Reinforcement learning for intrusion response in network security
24th May - 22nd June 2025
Principal Investigator: Queen's University Belfast, Kieran McLaughlin & Matthew Reaney
Supporting Partner: BT Group (team led by Alfie Beard, Senior Research Specialist in AI & Cybersecurity)
Project overview
Rapid and effective response to cyber-attacks is crucial in network security to limit the damage caused by data breaches, ransomware and advanced persistent threats, which can escalate quickly. The longer such attacks remain undetected or uncontained, the more extensive the potential negative impact and losses related to sensitive data, reputation, and business operations, as recently seen in attacks targeting UK retailers.
Developing effective cyber-defence tools, using AI techniques to train active responses to cyber-attacks, is an important emerging research area that has great potential to help network operators contain attacks more quickly and comprehensively than possible by human monitoring and intervention alone. This collaboration between QUB and BT has focused on emerging research on training AI agents to recognise attack patterns within a network, particularly the use of deep reinforcement learning, to create AI tools that can respond and contain attacks with a degree of autonomy.
Activities
The project was based on a month-long placement by a QUB PhD student to work alongside the BT research team in Ipswich, with a focus on exploring the challenge of applying deep reinforcement learning agents to train attack detection and response in computer networks.

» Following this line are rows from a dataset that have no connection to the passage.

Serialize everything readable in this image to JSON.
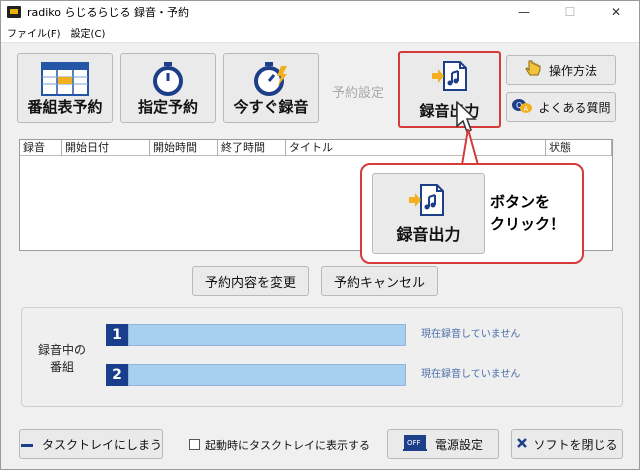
{
  "window": {
    "title": "radiko らじるらじる 録音・予約",
    "minimize": "—",
    "maximize": "☐",
    "close": "✕"
  },
  "menu": {
    "file": "ファイル(F)",
    "settings": "設定(C)"
  },
  "toolbar": {
    "schedule_reserve": "番組表予約",
    "specified_reserve": "指定予約",
    "record_now": "今すぐ録音",
    "reserve_settings": "予約設定",
    "record_output": "録音出力",
    "how_to_use": "操作方法",
    "faq": "よくある質問"
  },
  "list": {
    "columns": [
      "録音",
      "開始日付",
      "開始時間",
      "終了時間",
      "タイトル",
      "状態"
    ]
  },
  "callout": {
    "button_label": "録音出力",
    "text": "ボタンを\nクリック！"
  },
  "actions": {
    "change": "予約内容を変更",
    "cancel": "予約キャンセル"
  },
  "recording": {
    "label": "録音中の\n番組",
    "slots": [
      {
        "num": "1",
        "status": "現在録音していません"
      },
      {
        "num": "2",
        "status": "現在録音していません"
      }
    ]
  },
  "bottom": {
    "tray": "タスクトレイにしまう",
    "startup_checkbox": "起動時にタスクトレイに表示する",
    "power": "電源設定",
    "close_app": "ソフトを閉じる",
    "power_icon_text": "OFF"
  },
  "colors": {
    "accent_red": "#d63a3a",
    "slot_blue": "#1a3e8c",
    "bar_fill": "#a9cff0"
  }
}
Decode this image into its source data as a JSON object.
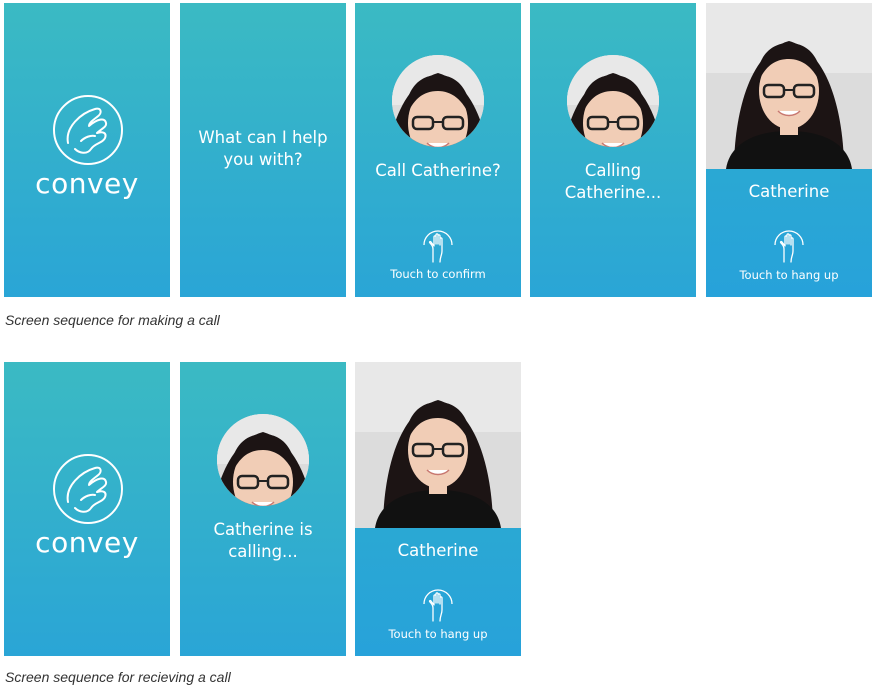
{
  "colors": {
    "gradient_top": "#3bbac3",
    "gradient_bottom": "#2aa5d6",
    "text": "#ffffff",
    "caption_text": "#333333"
  },
  "icons": {
    "logo": "hand-in-circle-icon",
    "touch": "raised-hand-icon"
  },
  "making_call": {
    "caption": "Screen sequence for making a call",
    "logo_screen": {
      "logo_text": "convey"
    },
    "prompt_screen": {
      "prompt": "What can I help\nyou with?"
    },
    "confirm_screen": {
      "prompt": "Call Catherine?",
      "action": "Touch to confirm"
    },
    "calling_screen": {
      "prompt": "Calling\nCatherine..."
    },
    "incall_screen": {
      "name": "Catherine",
      "action": "Touch to hang up"
    }
  },
  "receiving_call": {
    "caption": "Screen sequence for recieving a call",
    "logo_screen": {
      "logo_text": "convey"
    },
    "incoming_screen": {
      "prompt": "Catherine is\ncalling..."
    },
    "incall_screen": {
      "name": "Catherine",
      "action": "Touch to hang up"
    }
  }
}
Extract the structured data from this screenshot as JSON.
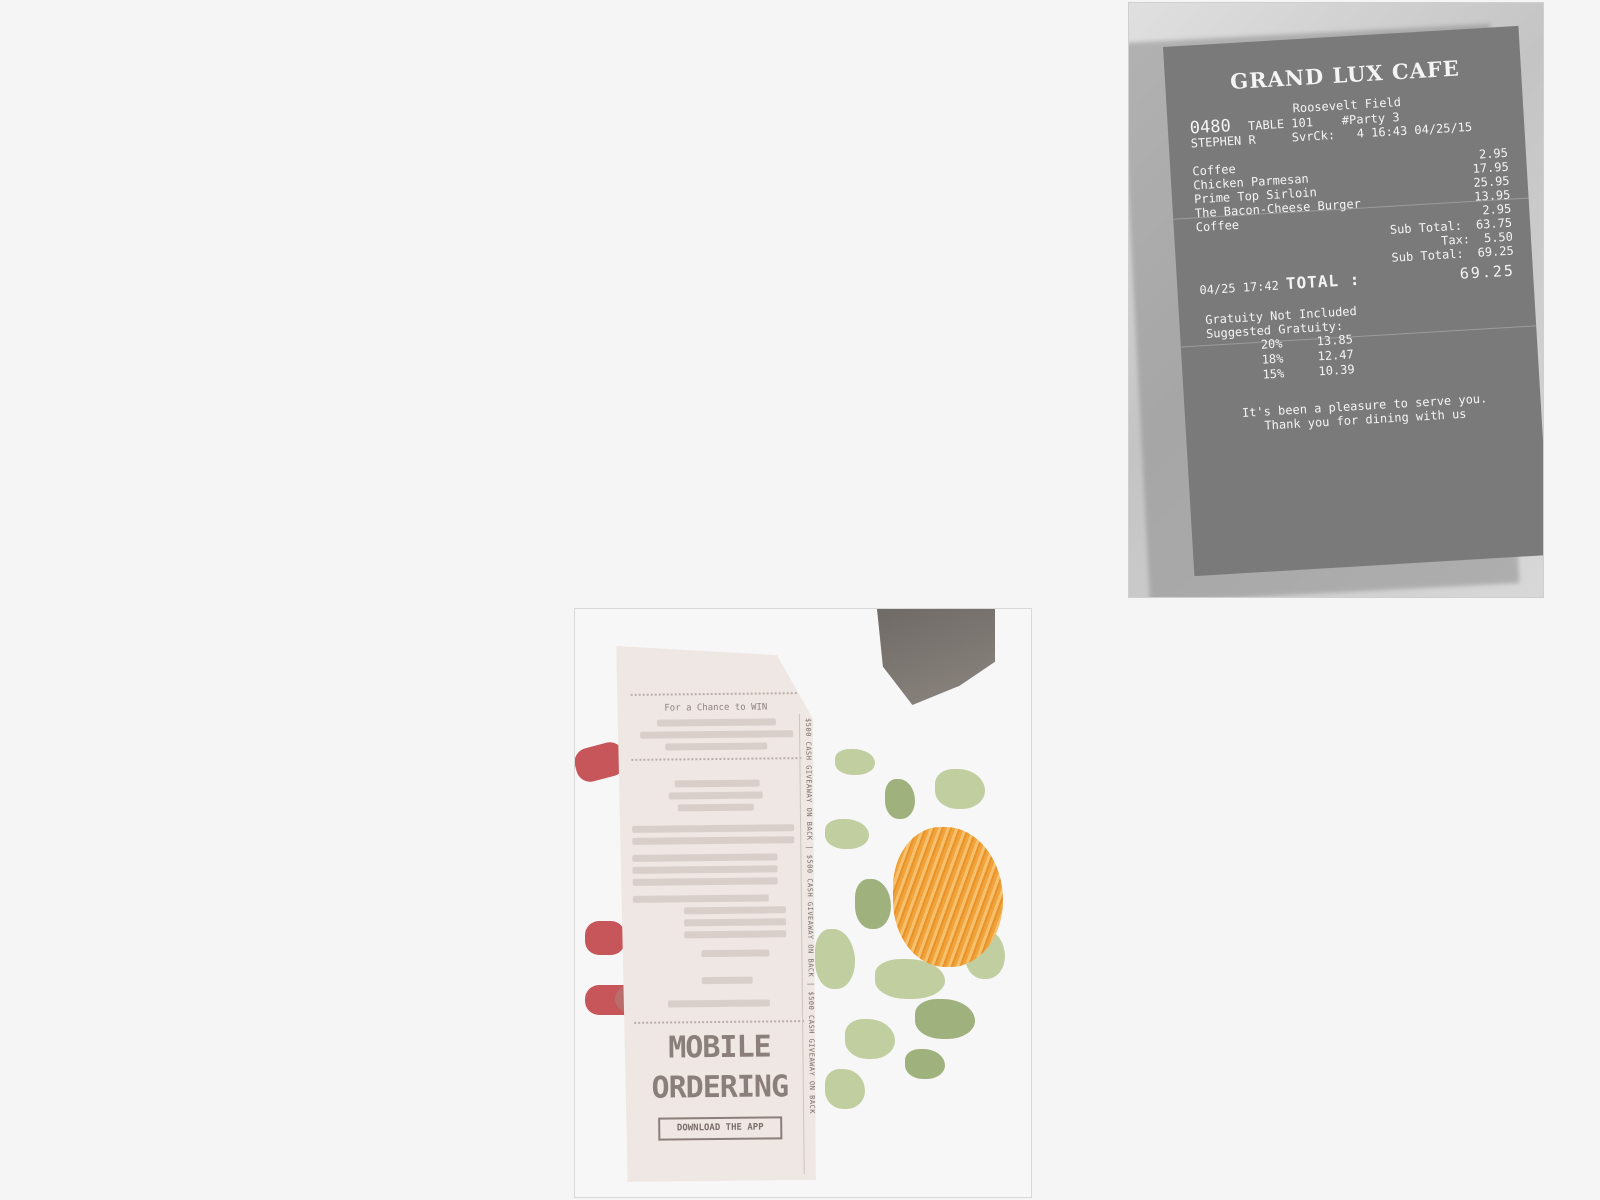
{
  "receipt1": {
    "brand": "GRAND LUX CAFE",
    "location": "Roosevelt Field",
    "store": "0480",
    "table": "TABLE 101",
    "party": "#Party 3",
    "server": "STEPHEN R",
    "svrck": "SvrCk:",
    "svrck_time": "4 16:43 04/25/15",
    "items": [
      {
        "name": "Coffee",
        "price": "2.95"
      },
      {
        "name": "Chicken Parmesan",
        "price": "17.95"
      },
      {
        "name": "Prime Top Sirloin",
        "price": "25.95"
      },
      {
        "name": "The Bacon-Cheese Burger",
        "price": "13.95"
      },
      {
        "name": "Coffee",
        "price": "2.95"
      }
    ],
    "subtotal_label": "Sub Total:",
    "subtotal": "63.75",
    "tax_label": "Tax:",
    "tax": "5.50",
    "subtotal2_label": "Sub Total:",
    "subtotal2": "69.25",
    "close_time": "04/25 17:42",
    "total_label": "TOTAL :",
    "total": "69.25",
    "gratuity_note": "Gratuity Not Included",
    "suggested_label": "Suggested Gratuity:",
    "gratuity": [
      {
        "pct": "20%",
        "amt": "13.85"
      },
      {
        "pct": "18%",
        "amt": "12.47"
      },
      {
        "pct": "15%",
        "amt": "10.39"
      }
    ],
    "thanks1": "It's been a pleasure to serve you.",
    "thanks2": "Thank you for dining with us"
  },
  "receipt2": {
    "header1": "For a Chance to WIN",
    "strip_text": "$500 CASH GIVEAWAY ON BACK | $500 CASH GIVEAWAY ON BACK | $500 CASH GIVEAWAY ON BACK",
    "promo1": "MOBILE",
    "promo2": "ORDERING",
    "cta": "DOWNLOAD THE APP"
  }
}
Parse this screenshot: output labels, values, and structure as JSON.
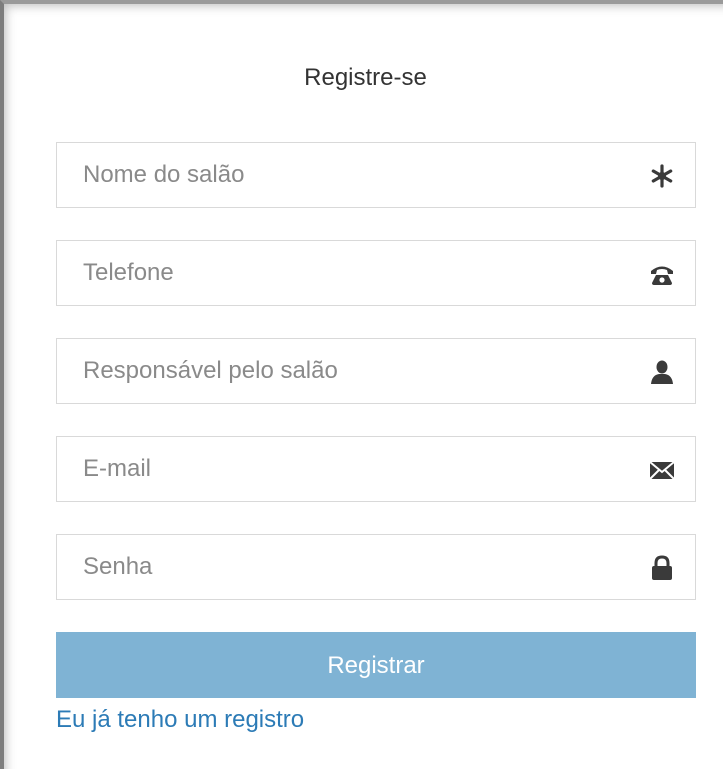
{
  "form": {
    "title": "Registre-se",
    "fields": [
      {
        "placeholder": "Nome do salão",
        "icon": "asterisk-icon"
      },
      {
        "placeholder": "Telefone",
        "icon": "phone-icon"
      },
      {
        "placeholder": "Responsável pelo salão",
        "icon": "user-icon"
      },
      {
        "placeholder": "E-mail",
        "icon": "envelope-icon"
      },
      {
        "placeholder": "Senha",
        "icon": "lock-icon"
      }
    ],
    "submit_label": "Registrar",
    "login_link": "Eu já tenho um registro"
  },
  "colors": {
    "button": "#7fb3d4",
    "link": "#2c7bb6",
    "border": "#d9d9d9",
    "icon": "#3a3a3a"
  }
}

The main objectives were to build personal connections between the two research teams and to share experiences in research related to network defence using RL agents, with a focus on investigating approaches relevant to BT’s in-house large scale simulator environment.
Activities included an investigation of techniques such as coevolutionary games, multi-agent approaches, and the challenges for translating solutions developed in simulated environments to real networks.
Impact
Based on the short investigation described above, we have identified a number of candidate research activities, where there are shared interests between the two teams, which we will seek to pursue in a larger scale collaboration.
Future work
We plan to explore options for a more significant collaboration on the topic of agent-based attack response, and intend to propose a programme of research in order to apply for funding opportunities.
Outcomes/outputs
Internal technical report provided to BT, covering research activities, analysis of state-of-the-art agents in adversary/defender scenarios and preliminary implementation details. This provides a record of the activities explored during the secondment and provides a common baseline to explore follow-on opportunities for engagement.